Monitor Apache Spark capacity consumption
The purpose of this article is to offer guidance for admins who want to monitor activities in the capacities they manage. By utilizing the Apache Spark capacity consumption reports available in the Microsoft Fabric Capacity Metrics app, admins can gain insights into the billable Spark capacity consumption for items, including Lakehouse, Notebook, and Apache Spark job definitions. Some Spark capacity consumption activities aren't reported in the app.
Spark capacity consumption reported
The following operations from lakehouses, notebooks, and Spark job definitions are treated as billable activities.
Operation name | Item | Comments |
---|---|---|
Lakehouse operations | Lakehouse | Users preview table in the Lakehouse explorer. |
Lakehouse table load | Lakehouse | Users load delta table in the Lakehouse explorer. |
Notebook run | Notebook | Notebook runs manually by users. |
Notebook HC run | Notebook | Notebook runs under the high concurrency Apache Spark session. |
Notebook scheduled run | Notebook | Notebook runs triggered by notebook scheduled events. |
Notebook pipeline run | Notebook | Notebook runs triggered by pipeline. |
Notebook VS Code run | Notebook | Notebook runs in VS Code. |
Spark job run | Spark Job Definition | Spark batch job runs initiated by user submission. |
Spark job scheduled run | Spark Job Definition | Batch job runs triggered by notebook scheduled events. |
Spark job pipeline run | Spark Job Definition | Batch job runs triggered by pipeline. |
Spark job VS Code run | Spark Job Definition | Spark job definition submitted from VS Code. |
Spark capacity consumption that isn't reported
There are some Spark capacity consumption activities that aren't reported in the metrics app. These activities include system Spark jobs for library management and certain system Spark jobs for Spark Live pool or live sessions.
Library management - The capacity consumption associated with library management at the workspace level isn't reported in the metrics app.
System Spark jobs - Spark capacity consumption that isn't associated with a notebook, a Spark job definition, or a lakehouse, isn't included in the capacity reporting.
Capacity consumption reports
All Spark related operations are classified as background operations.
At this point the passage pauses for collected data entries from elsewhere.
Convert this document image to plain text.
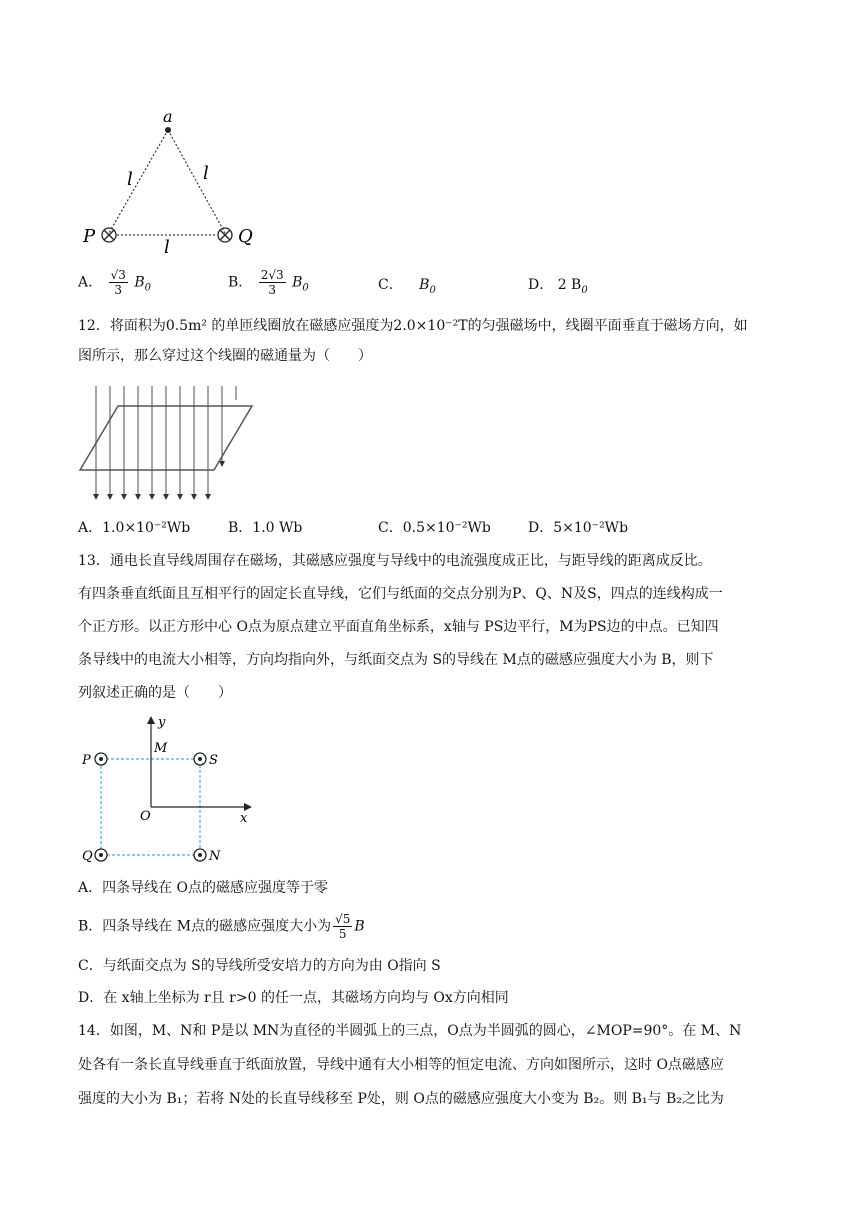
a
l	l
l
P	Q
A． $\frac{√3}{3} B_0$	B． $\frac{2√3}{3} B_0$	C． $B_0$	D． 2 $B_0$
12．将面积为0.5m² 的单匝线圈放在磁感应强度为2.0×10⁻²T的匀强磁场中，线圈平面垂直于磁场方向，如
图所示，那么穿过这个线圈的磁通量为（　　）
A．1.0×10⁻²Wb	B．1.0 Wb	C．0.5×10⁻²Wb	D．5×10⁻²Wb
13．通电长直导线周围存在磁场，其磁感应强度与导线中的电流强度成正比，与距导线的距离成反比。
有四条垂直纸面且互相平行的固定长直导线，它们与纸面的交点分别为P、Q、N及S，四点的连线构成一
个正方形。以正方形中心 O点为原点建立平面直角坐标系，x轴与 PS边平行，M为PS边的中点。已知四
条导线中的电流大小相等，方向均指向外，与纸面交点为 S的导线在 M点的磁感应强度大小为 B，则下
列叙述正确的是（　　）
y
M
P	S
O	x
Q	N
A．四条导线在 O点的磁感应强度等于零
B．四条导线在 M点的磁感应强度大小为 $\frac{√5}{5}$ B
C．与纸面交点为 S的导线所受安培力的方向为由 O指向 S
D．在 x轴上坐标为 r且 r>0 的任一点，其磁场方向均与 Ox方向相同
14．如图，M、N和 P是以 MN为直径的半圆弧上的三点，O点为半圆弧的圆心，∠MOP=90°。在 M、N
处各有一条长直导线垂直于纸面放置，导线中通有大小相等的恒定电流、方向如图所示，这时 O点磁感应
强度的大小为 B₁；若将 N处的长直导线移至 P处，则 O点的磁感应强度大小变为 B₂。则 B₁与 B₂之比为
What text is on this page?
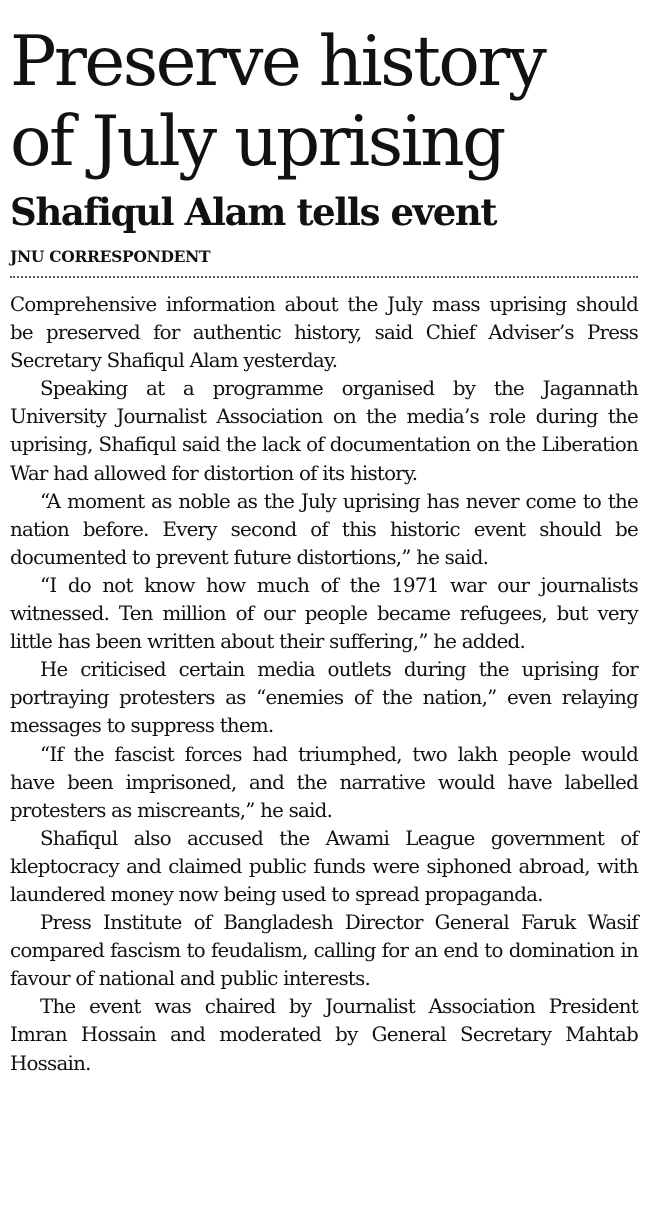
Preserve history
of July uprising
Shafiqul Alam tells event
JNU CORRESPONDENT

Comprehensive information about the July mass uprising should be preserved for authentic history, said Chief Adviser’s Press Secretary Shafiqul Alam yesterday.

Speaking at a programme organised by the Jagannath University Journalist Association on the media’s role during the uprising, Shafiqul said the lack of documentation on the Liberation War had allowed for distortion of its history.

“A moment as noble as the July uprising has never come to the nation before. Every second of this historic event should be documented to prevent future distortions,” he said.

“I do not know how much of the 1971 war our journalists witnessed. Ten million of our people became refugees, but very little has been written about their suffering,” he added.

He criticised certain media outlets during the uprising for portraying protesters as “enemies of the nation,” even relaying messages to suppress them.

“If the fascist forces had triumphed, two lakh people would have been imprisoned, and the narrative would have labelled protesters as miscreants,” he said.

Shafiqul also accused the Awami League government of kleptocracy and claimed public funds were siphoned abroad, with laundered money now being used to spread propaganda.

Press Institute of Bangladesh Director General Faruk Wasif compared fascism to feudalism, calling for an end to domination in favour of national and public interests.

The event was chaired by Journalist Association President Imran Hossain and moderated by General Secretary Mahtab Hossain.
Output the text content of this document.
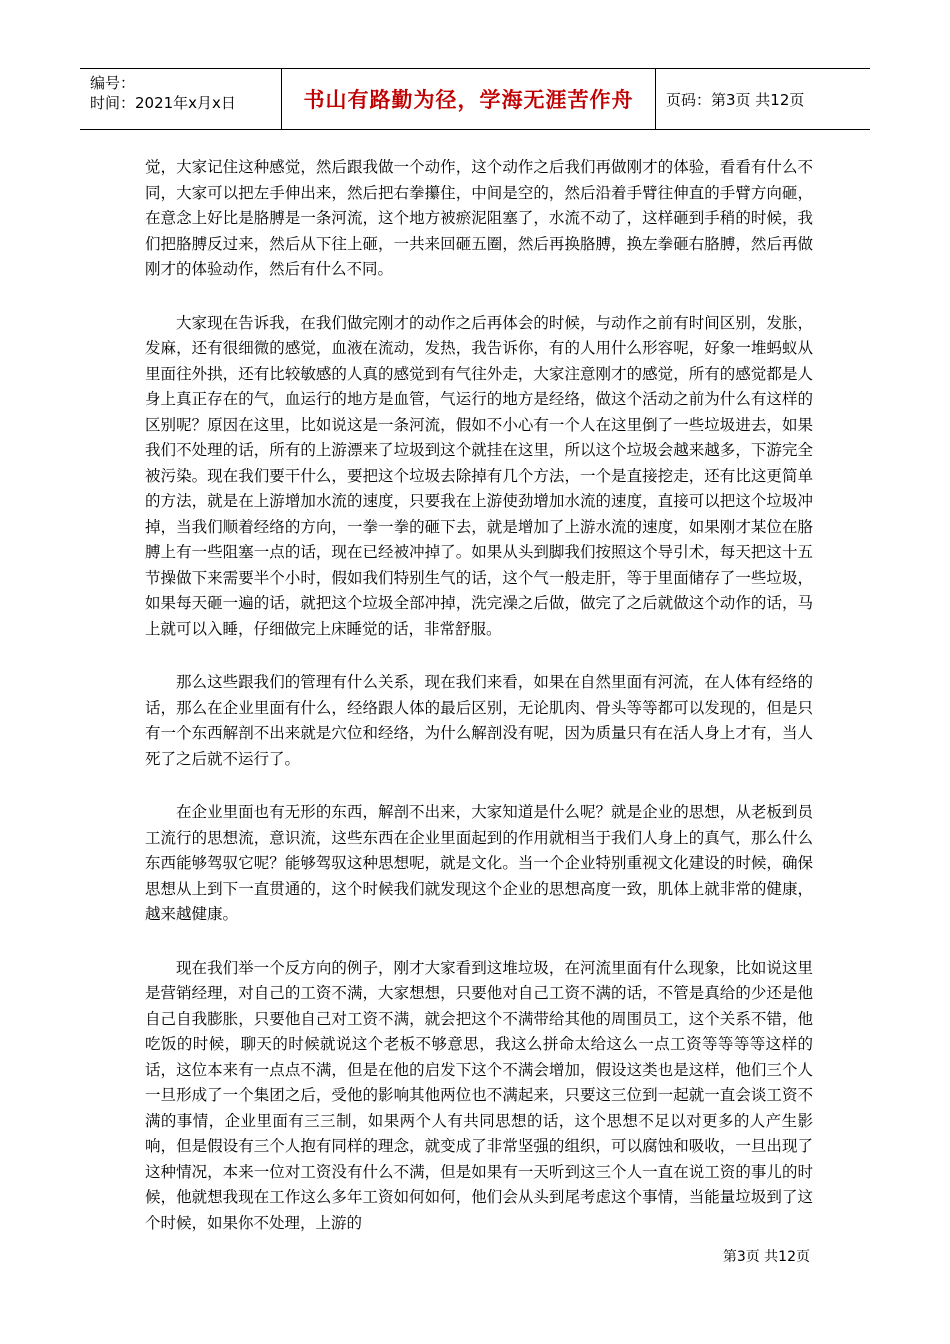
编号：
时间：2021年x月x日	书山有路勤为径，学海无涯苦作舟	页码：第3页 共12页

觉，大家记住这种感觉，然后跟我做一个动作，这个动作之后我们再做刚才的体验，看看有什么不同，大家可以把左手伸出来，然后把右拳攥住，中间是空的，然后沿着手臂往伸直的手臂方向砸，在意念上好比是胳膊是一条河流，这个地方被瘀泥阻塞了，水流不动了，这样砸到手稍的时候，我们把胳膊反过来，然后从下往上砸，一共来回砸五圈，然后再换胳膊，换左拳砸右胳膊，然后再做刚才的体验动作，然后有什么不同。

大家现在告诉我，在我们做完刚才的动作之后再体会的时候，与动作之前有时间区别，发胀，发麻，还有很细微的感觉，血液在流动，发热，我告诉你，有的人用什么形容呢，好象一堆蚂蚁从里面往外拱，还有比较敏感的人真的感觉到有气往外走，大家注意刚才的感觉，所有的感觉都是人身上真正存在的气，血运行的地方是血管，气运行的地方是经络，做这个活动之前为什么有这样的区别呢？原因在这里，比如说这是一条河流，假如不小心有一个人在这里倒了一些垃圾进去，如果我们不处理的话，所有的上游漂来了垃圾到这个就挂在这里，所以这个垃圾会越来越多，下游完全被污染。现在我们要干什么，要把这个垃圾去除掉有几个方法，一个是直接挖走，还有比这更简单的方法，就是在上游增加水流的速度，只要我在上游使劲增加水流的速度，直接可以把这个垃圾冲掉，当我们顺着经络的方向，一拳一拳的砸下去，就是增加了上游水流的速度，如果刚才某位在胳膊上有一些阻塞一点的话，现在已经被冲掉了。如果从头到脚我们按照这个导引术，每天把这十五节操做下来需要半个小时，假如我们特别生气的话，这个气一般走肝，等于里面储存了一些垃圾，如果每天砸一遍的话，就把这个垃圾全部冲掉，洗完澡之后做，做完了之后就做这个动作的话，马上就可以入睡，仔细做完上床睡觉的话，非常舒服。

那么这些跟我们的管理有什么关系，现在我们来看，如果在自然里面有河流，在人体有经络的话，那么在企业里面有什么，经络跟人体的最后区别，无论肌肉、骨头等等都可以发现的，但是只有一个东西解剖不出来就是穴位和经络，为什么解剖没有呢，因为质量只有在活人身上才有，当人死了之后就不运行了。

在企业里面也有无形的东西，解剖不出来，大家知道是什么呢？就是企业的思想，从老板到员工流行的思想流，意识流，这些东西在企业里面起到的作用就相当于我们人身上的真气，那么什么东西能够驾驭它呢？能够驾驭这种思想呢，就是文化。当一个企业特别重视文化建设的时候，确保思想从上到下一直贯通的，这个时候我们就发现这个企业的思想高度一致，肌体上就非常的健康，越来越健康。

现在我们举一个反方向的例子，刚才大家看到这堆垃圾，在河流里面有什么现象，比如说这里是营销经理，对自己的工资不满，大家想想，只要他对自己工资不满的话，不管是真给的少还是他自己自我膨胀，只要他自己对工资不满，就会把这个不满带给其他的周围员工，这个关系不错，他吃饭的时候，聊天的时候就说这个老板不够意思，我这么拼命太给这么一点工资等等等等这样的话，这位本来有一点点不满，但是在他的启发下这个不满会增加，假设这类也是这样，他们三个人一旦形成了一个集团之后，受他的影响其他两位也不满起来，只要这三位到一起就一直会谈工资不满的事情，企业里面有三三制，如果两个人有共同思想的话，这个思想不足以对更多的人产生影响，但是假设有三个人抱有同样的理念，就变成了非常坚强的组织，可以腐蚀和吸收，一旦出现了这种情况，本来一位对工资没有什么不满，但是如果有一天听到这三个人一直在说工资的事儿的时候，他就想我现在工作这么多年工资如何如何，他们会从头到尾考虑这个事情，当能量垃圾到了这个时候，如果你不处理，上游的

第3页 共12页
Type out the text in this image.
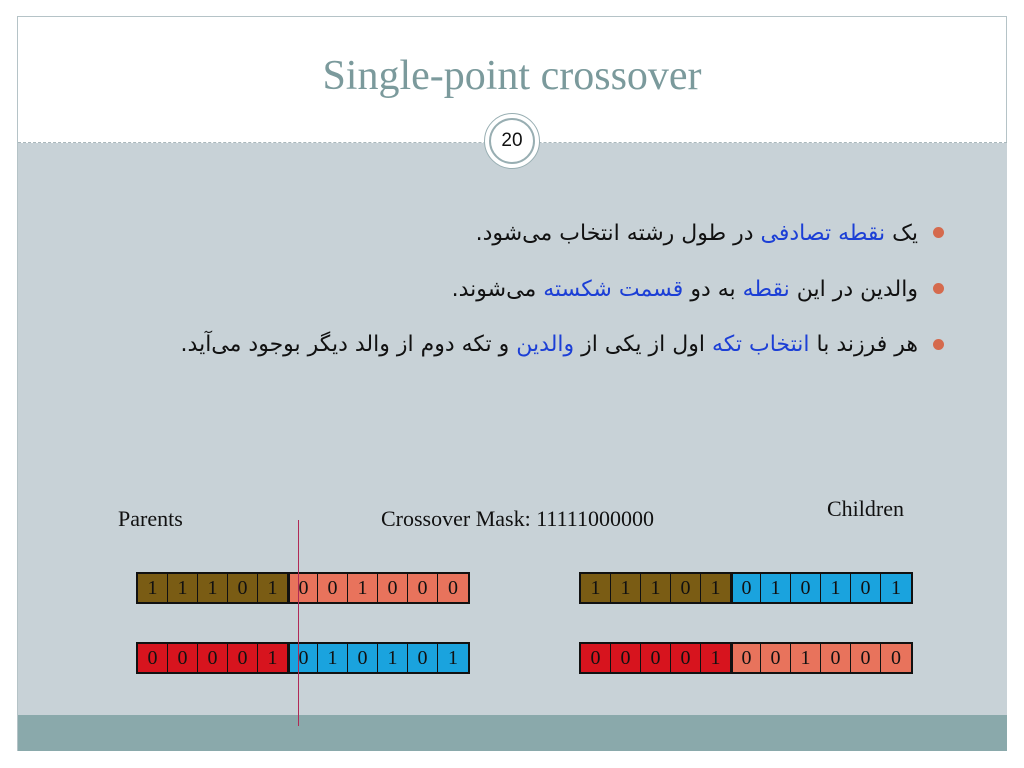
Single-point crossover
20
یک نقطه تصادفی در طول رشته انتخاب می‌شود.
والدین در این نقطه به دو قسمت شکسته می‌شوند.
هر فرزند با انتخاب تکه اول از یکی از والدین و تکه دوم از والد دیگر بوجود می‌آید.
Parents	Crossover Mask: 11111000000	Children
1	1	1	0	1	0 0	1	0	0	0
0	0	0	0	1	0 1	0	1	0	1
1	1	1	0	1	0 1	0	1	0	1
0	0	0	0	1	0 0	1	0	0	0
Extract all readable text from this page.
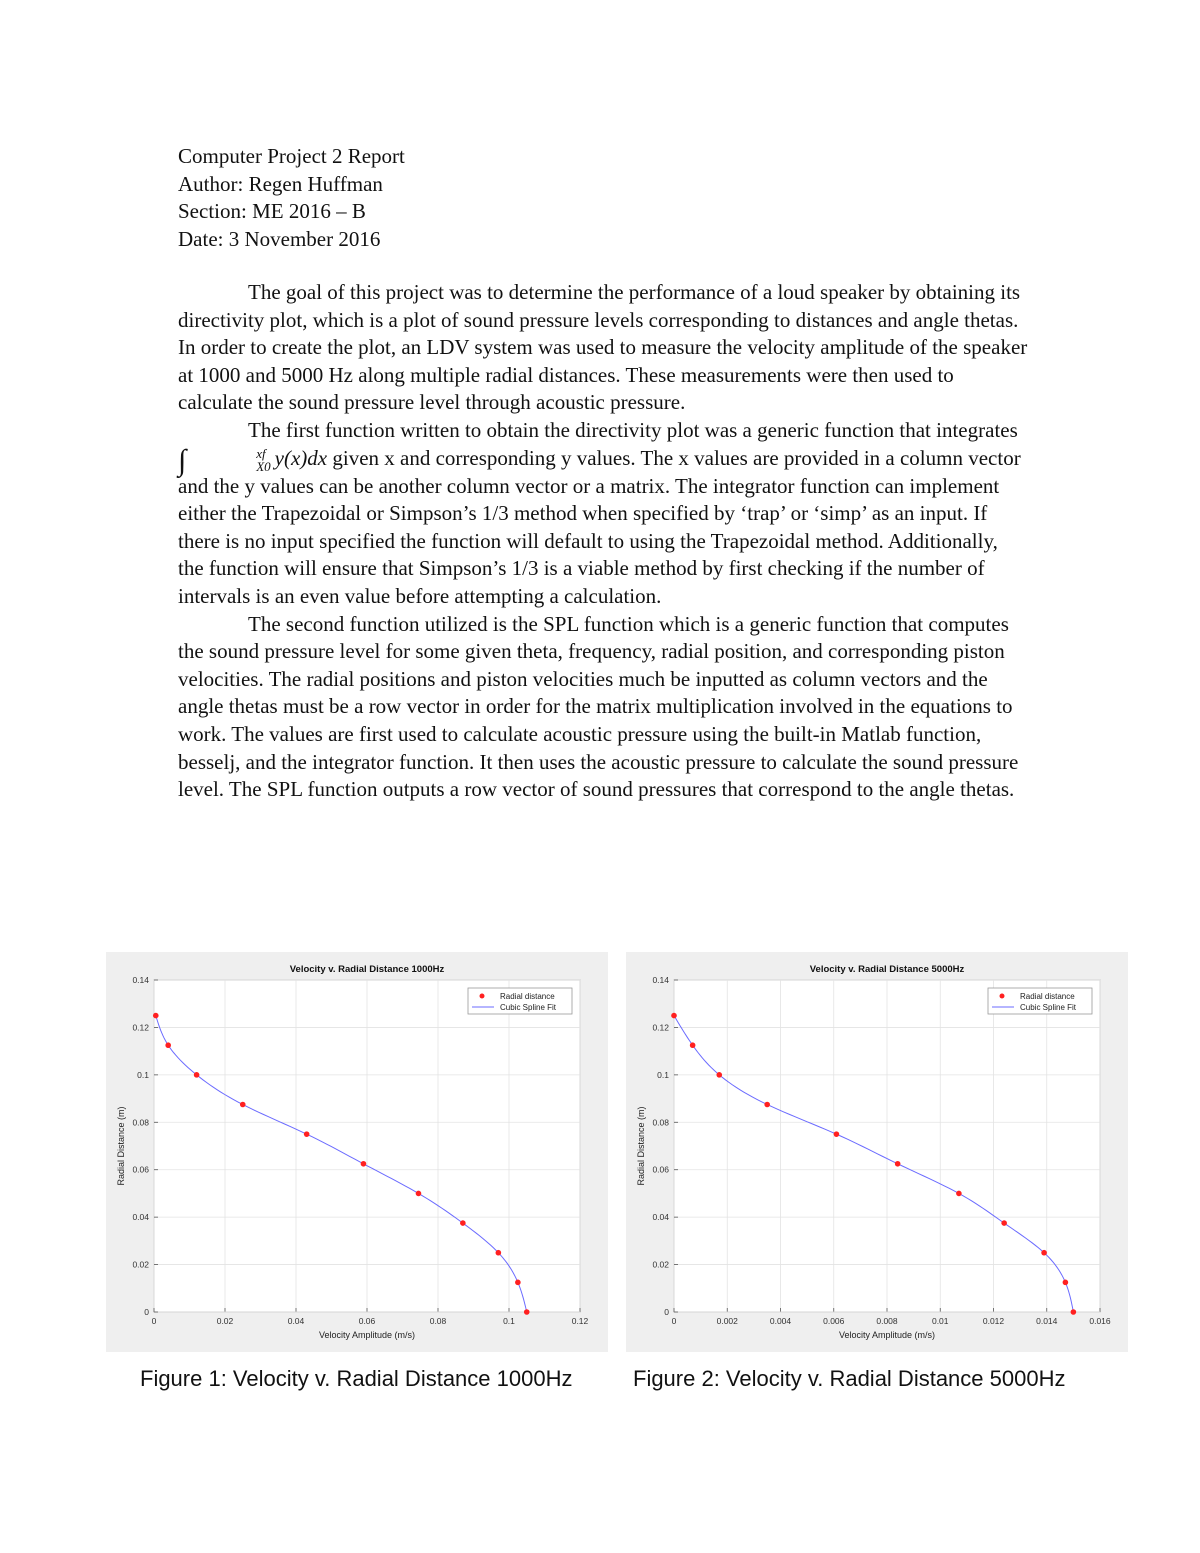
Computer Project 2 Report
Author: Regen Huffman
Section: ME 2016 – B
Date: 3 November 2016

The goal of this project was to determine the performance of a loud speaker by obtaining its directivity plot, which is a plot of sound pressure levels corresponding to distances and angle thetas. In order to create the plot, an LDV system was used to measure the velocity amplitude of the speaker at 1000 and 5000 Hz along multiple radial distances. These measurements were then used to calculate the sound pressure level through acoustic pressure.

The first function written to obtain the directivity plot was a generic function that integrates ∫	xf
X0 y(x)dx given x and corresponding y values. The x values are provided in a column vector and the y values can be another column vector or a matrix. The integrator function can implement either the Trapezoidal or Simpson’s 1/3 method when specified by ‘trap’ or ‘simp’ as an input. If there is no input specified the function will default to using the Trapezoidal method. Additionally, the function will ensure that Simpson’s 1/3 is a viable method by first checking if the number of intervals is an even value before attempting a calculation.

The second function utilized is the SPL function which is a generic function that computes the sound pressure level for some given theta, frequency, radial position, and corresponding piston velocities. The radial positions and piston velocities much be inputted as column vectors and the angle thetas must be a row vector in order for the matrix multiplication involved in the equations to work. The values are first used to calculate acoustic pressure using the built-in Matlab function, besselj, and the integrator function. It then uses the acoustic pressure to calculate the sound pressure level. The SPL function outputs a row vector of sound pressures that correspond to the angle thetas.

0	0.02	0.04	0.06	0.08	0.1	0.12
0
0.02
0.04
0.06
0.08
0.1
0.12
0.14
Velocity v. Radial Distance 1000Hz
Velocity Amplitude (m/s)
Radial Distance (m)
Radial distance
Cubic Spline Fit
0	0.002	0.004	0.006	0.008	0.01	0.012	0.014	0.016
0
0.02
0.04
0.06
0.08
0.1
0.12
0.14
Velocity v. Radial Distance 5000Hz
Velocity Amplitude (m/s)
Radial Distance (m)
Radial distance
Cubic Spline Fit
Figure 1: Velocity v. Radial Distance 1000Hz	Figure 2: Velocity v. Radial Distance 5000Hz
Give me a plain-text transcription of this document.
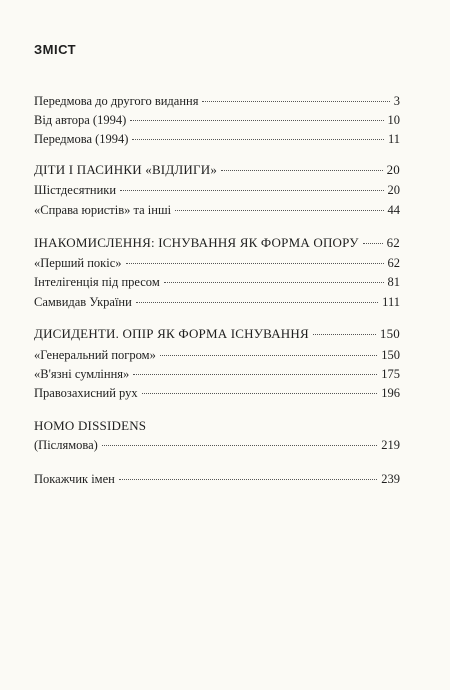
ЗМІСТ
Передмова до другого видання	3
Від автора (1994)	10
Передмова (1994)	11
ДІТИ І ПАСИНКИ «ВІДЛИГИ»	20
Шістдесятники	20
«Справа юристів» та інші	44
ІНАКОМИСЛЕННЯ: ІСНУВАННЯ ЯК ФОРМА ОПОРУ 62
«Перший покіс»	62
Інтелігенція під пресом	81
Самвидав України	111
ДИСИДЕНТИ. ОПІР ЯК ФОРМА ІСНУВАННЯ	150
«Генеральний погром»	150
«В'язні сумління»	175
Правозахисний рух	196
HOMO DISSIDENS
(Післямова)	219
Покажчик імен	239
Capacity consumption from Spark is displayed under a notebook, a Spark job definition, or a lakehouse, and is aggregated by operation name and item.
Background operations report
Background operations are displayed for a specific timepoint. In the report's table, each row refers to a user operation. Review the User column to identify who performed a specific operation. If you need more information about a specific operation, you can use its Operation ID to look it up in the Microsoft Fabric monitoring hub.